Data Submission Requirements
ICPSR accepts various formats and data types and can release data using different access methods (including restricted access). A completed data deposit form must accompany all submissions. Specific requirements for common data types are listed below.
Quantitative, tabular data requirements
The submission may include up to 5 data files and 1,000 variables and be within 30 GB and 1,000 files. Please inquire about larger studies. For additional information, please see the Guide to Social Science Data Preparation and Archiving.
- Submit all tabular data files in SPSS, SASii, or Stata format
- Include all variable and value labels. They must be complete and approximate the meaning of the related questions and responses
- Include codebook(s) (or similar documentation) describing all variables in the data
- Fully describe research methods and practices (including the informed consent process, setting, and selection of participants or samples)
Optional Recommendations for Quantitative, Tabular Data:
Supply Additional Documentation/Files:
- Include original survey/data collection instrument(s)
- IRB Approval and sample Informed Consent statement
- Include raw and derived variables (and coding used to produce derived variables), ensuring variables related to published results are included
- Include design variables (stratum, cluster, final weights), linking variables (where files can be combined)
- Include all citations for publications related to data submission
Variables and Variable Labeling:
- Each variable name is less than 32 characters
- Use a unique variable label for each variable
- Approximate question text in the label
- Do not use periods (.) or dollar signs ($) within labels
- Do not start a label with a number
- Do not contain spaces within labels (use – or _)
- Variable label length should not exceed 256 characters, when possible
Values and Value Labeling:
- Numeric codes should not be greater than 10 digits
- Use a unique value label for each discrete category
- Omit value labels when they have non-integer values
- Omit value labels for date and time variables
- Omit value labels for string variables, if possible
- Value label length should not exceed 120 characters, when possible
Missing Data:
- Create consistent missing data codes/values that are used across all variables
- Recode any alpha-numeric missing data codes to numeric codes (applies to SAS and Stata data files)
Column Widths:
- For all numeric variables, 15 characters or less
- For string variables, 244 characters or less**
Qualitative, text data requirements
The submission may include up to 250 pages (total) of text files in readily accessible text format (e.g., .txt, .doc).
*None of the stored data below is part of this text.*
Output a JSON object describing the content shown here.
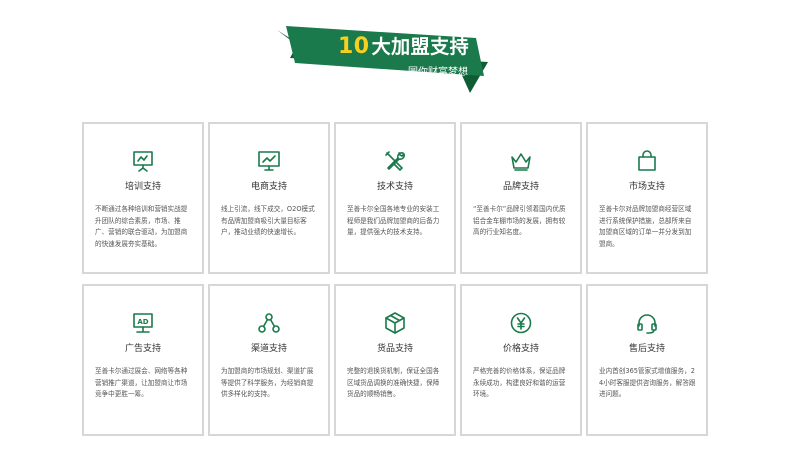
{
  "banner": {
    "number": "10",
    "title": "大加盟支持",
    "subtitle": "圆你财富梦想"
  },
  "colors": {
    "brand_green": "#1a7a4c",
    "accent_yellow": "#f5d020",
    "border": "#d7d7d7"
  },
  "cards": [
    {
      "icon": "presentation-board-icon",
      "title": "培训支持",
      "desc": "不断通过各种培训和营销实战提升团队的综合素质，市场、推广、营销的联合驱动，为加盟商的快速发展夯实基础。"
    },
    {
      "icon": "monitor-chart-icon",
      "title": "电商支持",
      "desc": "线上引流，线下成交，O2O模式有品牌加盟商吸引大量目标客户，推动业绩的快速增长。"
    },
    {
      "icon": "tools-icon",
      "title": "技术支持",
      "desc": "至善卡尔全国各地专业的安装工程师是我们品牌加盟商的后备力量，提供强大的技术支持。"
    },
    {
      "icon": "crown-icon",
      "title": "品牌支持",
      "desc": "“至善卡尔”品牌引领着国内优质铝合金车棚市场的发展，拥有较高的行业知名度。"
    },
    {
      "icon": "shopping-bag-icon",
      "title": "市场支持",
      "desc": "至善卡尔对品牌加盟商经营区域进行系统保护措施，总部所来自加盟商区域的订单一并分发到加盟商。"
    },
    {
      "icon": "ad-sign-icon",
      "title": "广告支持",
      "desc": "至善卡尔通过展会、网络等各种营销推广渠道，让加盟商让市场竞争中更胜一筹。"
    },
    {
      "icon": "network-nodes-icon",
      "title": "渠道支持",
      "desc": "为加盟商的市场规划、渠道扩展等提供了科学服务，为经销商提供多样化的支持。"
    },
    {
      "icon": "package-box-icon",
      "title": "货品支持",
      "desc": "完整的退换货机制，保证全国各区域货品调换的准确快捷，保障货品的顺畅销售。"
    },
    {
      "icon": "yen-coin-icon",
      "title": "价格支持",
      "desc": "严格完善的价格体系，保证品牌永续成功，构建良好和谐的运营环境。"
    },
    {
      "icon": "headset-icon",
      "title": "售后支持",
      "desc": "业内首创365管家式增值服务，24小时客服提供咨询服务，解答跟进问题。"
    }
  ]
}
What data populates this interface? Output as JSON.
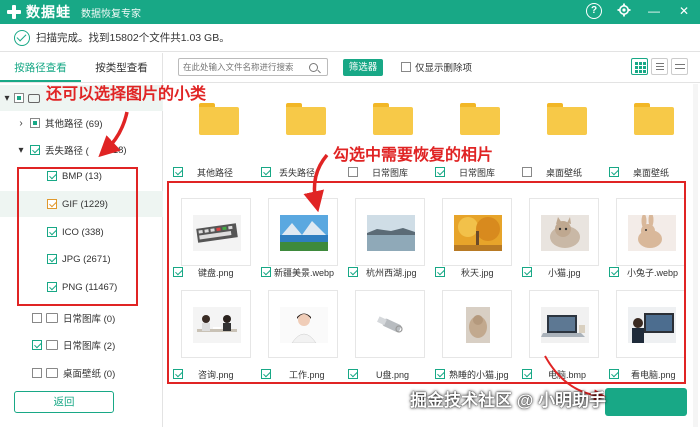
{
  "titlebar": {
    "app_name": "数据蛙",
    "subtitle": "数据恢复专家",
    "help_icon": "?",
    "settings_icon": "gear-icon",
    "minimize_icon": "—",
    "close_icon": "✕"
  },
  "status": {
    "text": "扫描完成。找到15802个文件共1.03 GB。"
  },
  "left_tabs": [
    {
      "label": "按路径查看",
      "active": true
    },
    {
      "label": "按类型查看",
      "active": false
    }
  ],
  "tree": {
    "other_path": "其他路径 (69)",
    "lost_path": "丢失路径 (",
    "lost_path_count": "18)",
    "types": [
      {
        "label": "BMP (13)",
        "checked": true
      },
      {
        "label": "GIF (1229)",
        "checked": true
      },
      {
        "label": "ICO (338)",
        "checked": true
      },
      {
        "label": "JPG (2671)",
        "checked": true
      },
      {
        "label": "PNG (11467)",
        "checked": true
      }
    ],
    "daily1": "日常图库 (0)",
    "daily2": "日常图库 (2)",
    "desktop": "桌面壁纸 (0)"
  },
  "back_button": "返回",
  "toolbar": {
    "search_placeholder": "在此处输入文件名称进行搜索",
    "filter_label": "筛选器",
    "deleted_only_label": "仅显示删除项"
  },
  "folders": [
    {
      "label": "其他路径",
      "checked": true
    },
    {
      "label": "丢失路径",
      "checked": true
    },
    {
      "label": "日常图库",
      "checked": false
    },
    {
      "label": "日常图库",
      "checked": true
    },
    {
      "label": "桌面壁纸",
      "checked": false
    },
    {
      "label": "桌面壁纸",
      "checked": true
    }
  ],
  "files_row1": [
    {
      "label": "键盘.png",
      "thumb": "keyboard"
    },
    {
      "label": "新疆美景.webp",
      "thumb": "landscape"
    },
    {
      "label": "杭州西湖.jpg",
      "thumb": "lake"
    },
    {
      "label": "秋天.jpg",
      "thumb": "autumn"
    },
    {
      "label": "小猫.jpg",
      "thumb": "cat"
    },
    {
      "label": "小兔子.webp",
      "thumb": "rabbit"
    }
  ],
  "files_row2": [
    {
      "label": "咨询.png",
      "thumb": "office"
    },
    {
      "label": "工作.png",
      "thumb": "woman"
    },
    {
      "label": "U盘.png",
      "thumb": "usb"
    },
    {
      "label": "熟睡的小猫.jpg",
      "thumb": "sleepcat"
    },
    {
      "label": "电脑.bmp",
      "thumb": "laptop"
    },
    {
      "label": "看电脑.png",
      "thumb": "watching"
    }
  ],
  "annotations": {
    "left": "还可以选择图片的小类",
    "top": "勾选中需要恢复的相片"
  },
  "watermark": "掘金技术社区 @ 小明助手",
  "colors": {
    "accent": "#18a886",
    "annotation": "#e02424",
    "folder": "#f7c948"
  }
}
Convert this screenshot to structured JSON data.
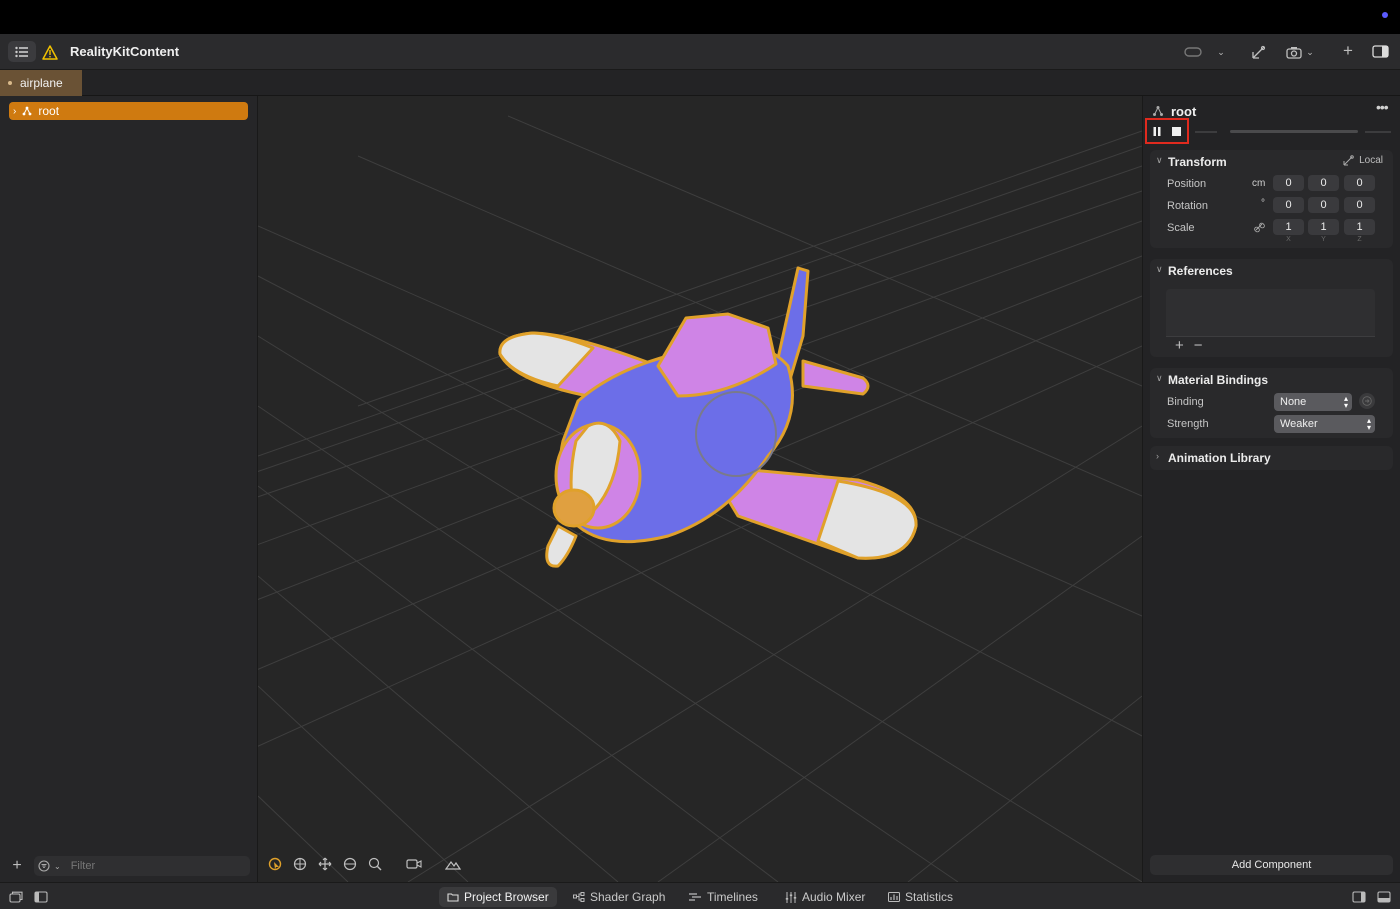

For additional information, see the Guide for Sharing Qualitative Data (pdf).
- Fully describe research methods and practices (including the informed consent process, setting of interviews, and selection of interview subjects)
- Include any interviewer instructions
- Include any data collection instruments such as interview protocols, questions
- Include a version of the data where direct identifiers are removed from the data and documentation (e.g., name, address, etc.) and replaced clearly and consistently (e.g., John -> [person1] or [patient1] or [father])
- Include a deidentified interview roster (to help ensure the files are complete and assist the user in navigating the text files)
Payment for Curation Services
ICPSR will review all deposit submissions to ensure the data are complete and meet the requirements of a standard submission, and will provide an invoice for curation services before we begin our work.
Please be aware that ICPSR’s costs may change over time. Following our evaluation of the data submission, ICPSR may revise the cost estimate. If ICPSR curation services exceed the allocated budget, we will discuss alternative data archiving options.